Comunità di apprendimento/Learning community?

Posted in Überleg./Riflessioni, LTEver, OpenEd at 19:12 di Alessandro

Ostwald (1996) defined a community of practice as
“A group of practitioners involved in a common activity, albeit performing different
roles. Essential characteristics of communities of practice are: 1) they are not defined by
organizational mandate (e.g., the “org chart”), but rather by the ways people actually
work together, 2) they involve many different roles, as opposed to a flat structure, and 3)
they experience an ongoing flux of community members, who enter the community from
the periphery and gain status as knowledgeable members through participation in the
community of practice.”
Koohang & Harman
541
Members of a community of practice have 1) the freedom to participate, 2) the freedom to join or
to leave the group, and 3) they have an interest in the creation or sharing of knowledge (Baily &
Hendrickson, 2004; Davenport & Prusak, 1998)

2 commenti »

  1. Karen said,

    Ottobre 21, 2007 at 17:37

    It is interesting that this section of the reading is under the category of “decentralization improves scalability.” Scalability appears to be one of the problems that we are experiencing in this class. Some possible solutions might be 1) limit the number of participants per class section (which seems to me to be a good idea for all online classes) and 2) distribute the role of mentoring over many people.

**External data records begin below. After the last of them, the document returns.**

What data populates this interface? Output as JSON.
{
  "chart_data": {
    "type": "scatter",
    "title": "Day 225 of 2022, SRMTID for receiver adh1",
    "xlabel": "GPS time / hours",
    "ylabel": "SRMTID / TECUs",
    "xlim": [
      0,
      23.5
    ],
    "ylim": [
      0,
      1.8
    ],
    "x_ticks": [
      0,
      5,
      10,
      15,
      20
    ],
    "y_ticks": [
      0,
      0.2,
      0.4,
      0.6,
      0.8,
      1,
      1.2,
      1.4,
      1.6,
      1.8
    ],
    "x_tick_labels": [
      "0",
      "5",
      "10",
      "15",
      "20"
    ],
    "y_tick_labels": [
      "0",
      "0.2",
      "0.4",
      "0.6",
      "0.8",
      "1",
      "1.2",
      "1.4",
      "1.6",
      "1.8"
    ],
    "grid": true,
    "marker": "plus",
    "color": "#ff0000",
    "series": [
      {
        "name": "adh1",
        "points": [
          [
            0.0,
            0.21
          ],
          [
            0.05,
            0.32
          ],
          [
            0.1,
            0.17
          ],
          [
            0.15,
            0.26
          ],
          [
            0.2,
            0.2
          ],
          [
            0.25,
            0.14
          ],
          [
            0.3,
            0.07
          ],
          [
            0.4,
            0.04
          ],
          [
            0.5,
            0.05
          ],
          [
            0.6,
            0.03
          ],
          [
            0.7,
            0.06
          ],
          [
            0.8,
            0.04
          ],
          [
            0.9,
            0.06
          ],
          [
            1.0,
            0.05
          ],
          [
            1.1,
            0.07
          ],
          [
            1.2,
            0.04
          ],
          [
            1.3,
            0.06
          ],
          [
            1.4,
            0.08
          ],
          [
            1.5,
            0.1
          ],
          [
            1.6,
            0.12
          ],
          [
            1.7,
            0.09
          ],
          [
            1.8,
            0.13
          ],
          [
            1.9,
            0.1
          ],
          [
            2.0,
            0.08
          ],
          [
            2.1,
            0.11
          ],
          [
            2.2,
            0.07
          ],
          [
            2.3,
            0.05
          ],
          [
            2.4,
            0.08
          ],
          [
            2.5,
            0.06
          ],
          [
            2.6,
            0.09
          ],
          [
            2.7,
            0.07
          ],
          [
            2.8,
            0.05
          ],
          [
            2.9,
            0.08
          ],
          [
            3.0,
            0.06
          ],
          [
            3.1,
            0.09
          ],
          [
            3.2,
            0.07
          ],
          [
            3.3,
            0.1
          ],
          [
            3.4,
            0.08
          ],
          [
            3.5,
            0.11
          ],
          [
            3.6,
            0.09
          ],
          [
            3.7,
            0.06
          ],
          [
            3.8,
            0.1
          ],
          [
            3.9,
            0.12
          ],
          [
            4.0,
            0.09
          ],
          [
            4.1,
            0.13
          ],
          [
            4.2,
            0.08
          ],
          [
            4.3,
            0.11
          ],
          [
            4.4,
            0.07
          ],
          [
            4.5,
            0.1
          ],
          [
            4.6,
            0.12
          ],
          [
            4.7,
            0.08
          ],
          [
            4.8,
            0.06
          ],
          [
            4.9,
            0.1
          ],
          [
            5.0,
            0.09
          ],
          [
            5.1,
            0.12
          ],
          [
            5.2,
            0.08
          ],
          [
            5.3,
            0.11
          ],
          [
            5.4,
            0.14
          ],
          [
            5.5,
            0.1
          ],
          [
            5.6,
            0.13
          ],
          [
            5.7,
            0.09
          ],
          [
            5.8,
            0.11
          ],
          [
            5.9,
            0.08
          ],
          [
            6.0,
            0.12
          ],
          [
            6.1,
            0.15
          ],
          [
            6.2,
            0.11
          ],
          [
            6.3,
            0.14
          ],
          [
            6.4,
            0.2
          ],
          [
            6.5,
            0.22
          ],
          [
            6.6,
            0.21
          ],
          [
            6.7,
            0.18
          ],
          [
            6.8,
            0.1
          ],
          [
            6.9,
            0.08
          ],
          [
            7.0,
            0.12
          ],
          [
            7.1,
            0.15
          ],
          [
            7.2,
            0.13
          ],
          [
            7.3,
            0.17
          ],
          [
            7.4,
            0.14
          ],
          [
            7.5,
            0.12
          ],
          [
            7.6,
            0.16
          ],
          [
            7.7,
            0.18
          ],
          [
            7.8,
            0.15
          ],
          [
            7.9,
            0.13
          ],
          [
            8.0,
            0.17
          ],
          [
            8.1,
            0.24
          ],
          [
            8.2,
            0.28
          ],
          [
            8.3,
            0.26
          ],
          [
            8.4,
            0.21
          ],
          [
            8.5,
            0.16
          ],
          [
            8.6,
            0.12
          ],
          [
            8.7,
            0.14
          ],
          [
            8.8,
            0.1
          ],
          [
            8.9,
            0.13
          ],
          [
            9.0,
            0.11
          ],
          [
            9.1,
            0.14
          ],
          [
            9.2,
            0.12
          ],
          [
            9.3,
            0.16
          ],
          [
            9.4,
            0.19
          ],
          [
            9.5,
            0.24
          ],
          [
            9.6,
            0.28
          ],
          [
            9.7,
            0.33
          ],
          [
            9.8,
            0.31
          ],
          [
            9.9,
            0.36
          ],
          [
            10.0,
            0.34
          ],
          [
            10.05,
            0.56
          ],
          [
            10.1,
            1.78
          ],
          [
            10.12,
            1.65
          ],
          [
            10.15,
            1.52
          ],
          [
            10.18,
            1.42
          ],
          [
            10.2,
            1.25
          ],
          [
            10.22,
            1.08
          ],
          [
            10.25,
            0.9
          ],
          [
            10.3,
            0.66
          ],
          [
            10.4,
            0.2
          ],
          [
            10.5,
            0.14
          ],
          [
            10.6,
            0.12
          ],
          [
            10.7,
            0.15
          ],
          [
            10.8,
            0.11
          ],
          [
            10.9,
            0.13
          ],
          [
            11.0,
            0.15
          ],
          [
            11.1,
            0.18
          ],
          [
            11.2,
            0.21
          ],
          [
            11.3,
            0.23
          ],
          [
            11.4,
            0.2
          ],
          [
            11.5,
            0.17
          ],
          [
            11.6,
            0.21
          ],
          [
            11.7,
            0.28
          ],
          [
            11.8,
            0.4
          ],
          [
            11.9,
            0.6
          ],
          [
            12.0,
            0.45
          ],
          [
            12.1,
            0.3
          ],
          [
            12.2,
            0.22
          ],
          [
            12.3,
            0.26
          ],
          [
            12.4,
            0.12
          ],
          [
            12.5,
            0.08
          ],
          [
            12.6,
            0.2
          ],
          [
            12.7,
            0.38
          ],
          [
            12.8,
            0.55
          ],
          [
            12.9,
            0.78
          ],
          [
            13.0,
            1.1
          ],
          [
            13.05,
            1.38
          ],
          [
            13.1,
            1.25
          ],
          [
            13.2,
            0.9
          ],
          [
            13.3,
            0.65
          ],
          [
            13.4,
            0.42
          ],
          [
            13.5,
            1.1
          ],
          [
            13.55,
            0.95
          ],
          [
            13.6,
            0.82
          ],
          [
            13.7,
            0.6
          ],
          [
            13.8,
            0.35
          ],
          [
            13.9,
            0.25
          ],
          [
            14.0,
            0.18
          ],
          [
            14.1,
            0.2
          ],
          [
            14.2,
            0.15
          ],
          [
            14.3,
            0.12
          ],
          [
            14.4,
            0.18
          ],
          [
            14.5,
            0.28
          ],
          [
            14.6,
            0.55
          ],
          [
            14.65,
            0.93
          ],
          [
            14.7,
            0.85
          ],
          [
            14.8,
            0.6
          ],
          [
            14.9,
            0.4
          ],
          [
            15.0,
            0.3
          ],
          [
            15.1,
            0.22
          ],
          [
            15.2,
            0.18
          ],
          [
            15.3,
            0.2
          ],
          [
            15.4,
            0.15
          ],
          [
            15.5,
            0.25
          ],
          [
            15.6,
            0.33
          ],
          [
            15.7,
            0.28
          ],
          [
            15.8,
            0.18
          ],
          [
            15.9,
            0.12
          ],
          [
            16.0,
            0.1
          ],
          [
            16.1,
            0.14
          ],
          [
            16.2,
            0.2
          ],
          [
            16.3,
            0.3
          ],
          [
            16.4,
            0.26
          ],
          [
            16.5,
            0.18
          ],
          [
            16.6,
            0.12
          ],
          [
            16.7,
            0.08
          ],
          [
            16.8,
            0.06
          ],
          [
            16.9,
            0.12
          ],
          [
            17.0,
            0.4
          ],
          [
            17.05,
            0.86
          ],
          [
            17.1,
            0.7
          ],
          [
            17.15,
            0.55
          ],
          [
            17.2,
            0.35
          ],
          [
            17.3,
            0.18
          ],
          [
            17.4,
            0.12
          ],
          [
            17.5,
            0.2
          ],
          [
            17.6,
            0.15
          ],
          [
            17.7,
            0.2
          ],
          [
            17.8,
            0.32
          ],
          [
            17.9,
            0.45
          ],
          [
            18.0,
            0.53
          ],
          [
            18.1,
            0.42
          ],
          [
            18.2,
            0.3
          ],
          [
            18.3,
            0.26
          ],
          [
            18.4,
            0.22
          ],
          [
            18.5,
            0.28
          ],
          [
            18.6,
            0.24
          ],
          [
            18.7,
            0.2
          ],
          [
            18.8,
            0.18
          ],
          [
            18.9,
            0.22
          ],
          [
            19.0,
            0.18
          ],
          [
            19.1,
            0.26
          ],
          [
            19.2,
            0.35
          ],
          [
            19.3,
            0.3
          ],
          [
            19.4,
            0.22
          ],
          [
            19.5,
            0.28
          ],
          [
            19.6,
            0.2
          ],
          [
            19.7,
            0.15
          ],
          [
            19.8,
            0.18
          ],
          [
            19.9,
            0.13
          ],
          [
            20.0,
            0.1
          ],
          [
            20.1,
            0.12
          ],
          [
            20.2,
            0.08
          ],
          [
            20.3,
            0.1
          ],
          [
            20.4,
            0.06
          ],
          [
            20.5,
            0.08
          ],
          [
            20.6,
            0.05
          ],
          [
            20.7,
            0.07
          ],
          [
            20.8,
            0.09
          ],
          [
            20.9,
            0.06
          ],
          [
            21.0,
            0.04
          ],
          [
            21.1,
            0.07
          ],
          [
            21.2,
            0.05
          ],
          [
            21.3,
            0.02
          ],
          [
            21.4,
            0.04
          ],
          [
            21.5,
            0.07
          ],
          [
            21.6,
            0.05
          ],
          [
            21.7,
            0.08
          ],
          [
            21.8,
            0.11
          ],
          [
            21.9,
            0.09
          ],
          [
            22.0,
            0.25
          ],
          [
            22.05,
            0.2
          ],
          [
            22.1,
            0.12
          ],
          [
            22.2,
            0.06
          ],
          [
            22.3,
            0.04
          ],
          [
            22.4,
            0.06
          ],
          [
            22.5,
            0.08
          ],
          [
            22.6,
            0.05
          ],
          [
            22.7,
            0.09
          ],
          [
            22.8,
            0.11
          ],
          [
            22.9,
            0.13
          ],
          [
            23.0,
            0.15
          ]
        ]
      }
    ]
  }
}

    This seems to me what wikis and blogs in education are all about — having conversations with many diverse people and benefiting more from those than from direction from a single “teacher.”

  2. Alessandro said,

    Ottobre 21, 2007 at 17:54

    This is a good consideration. The number of participant in this course is perhaps large (60), but in my actual classes I have 30 students and I can interact with them directly and personally. Otherwise, when I was in the University, the classes had over 100 students, and the teacher(s) didn’t have a personal approach to each student, unless we went to them and talked personally. But when I was in the Uni there wasn’t internet and no social network and nobody used email… or almost nobody…
    Thus I believe that this course is a good opportunity to grasp our (mine at least) cognivite gap between what we / I expect from a course and a teacher, and how we / I relate to it (the course, the teacher, the task).
    When I studied at Uni I (and my friends) used to read books, discuss together about the topics, then go to the teacher for an oral exam or write down a paper and get it read from the teacher for a later evalutaion.
    What is different in this course?
    Can I/we make a scheme of how i/we learn and are accostumed to get feedback and find out what is really the problem now?
    Do you understand me?
    I think this one answer could be also a good answer for the week 8, because there is no learning object or open content that is really usable outside of a context - and a context is always made by people.
    “The format itself doesn’t affetc pedagogical aspects” (found in the paper about sustainabilty.
    This is my answer to week 8, mr Wiley.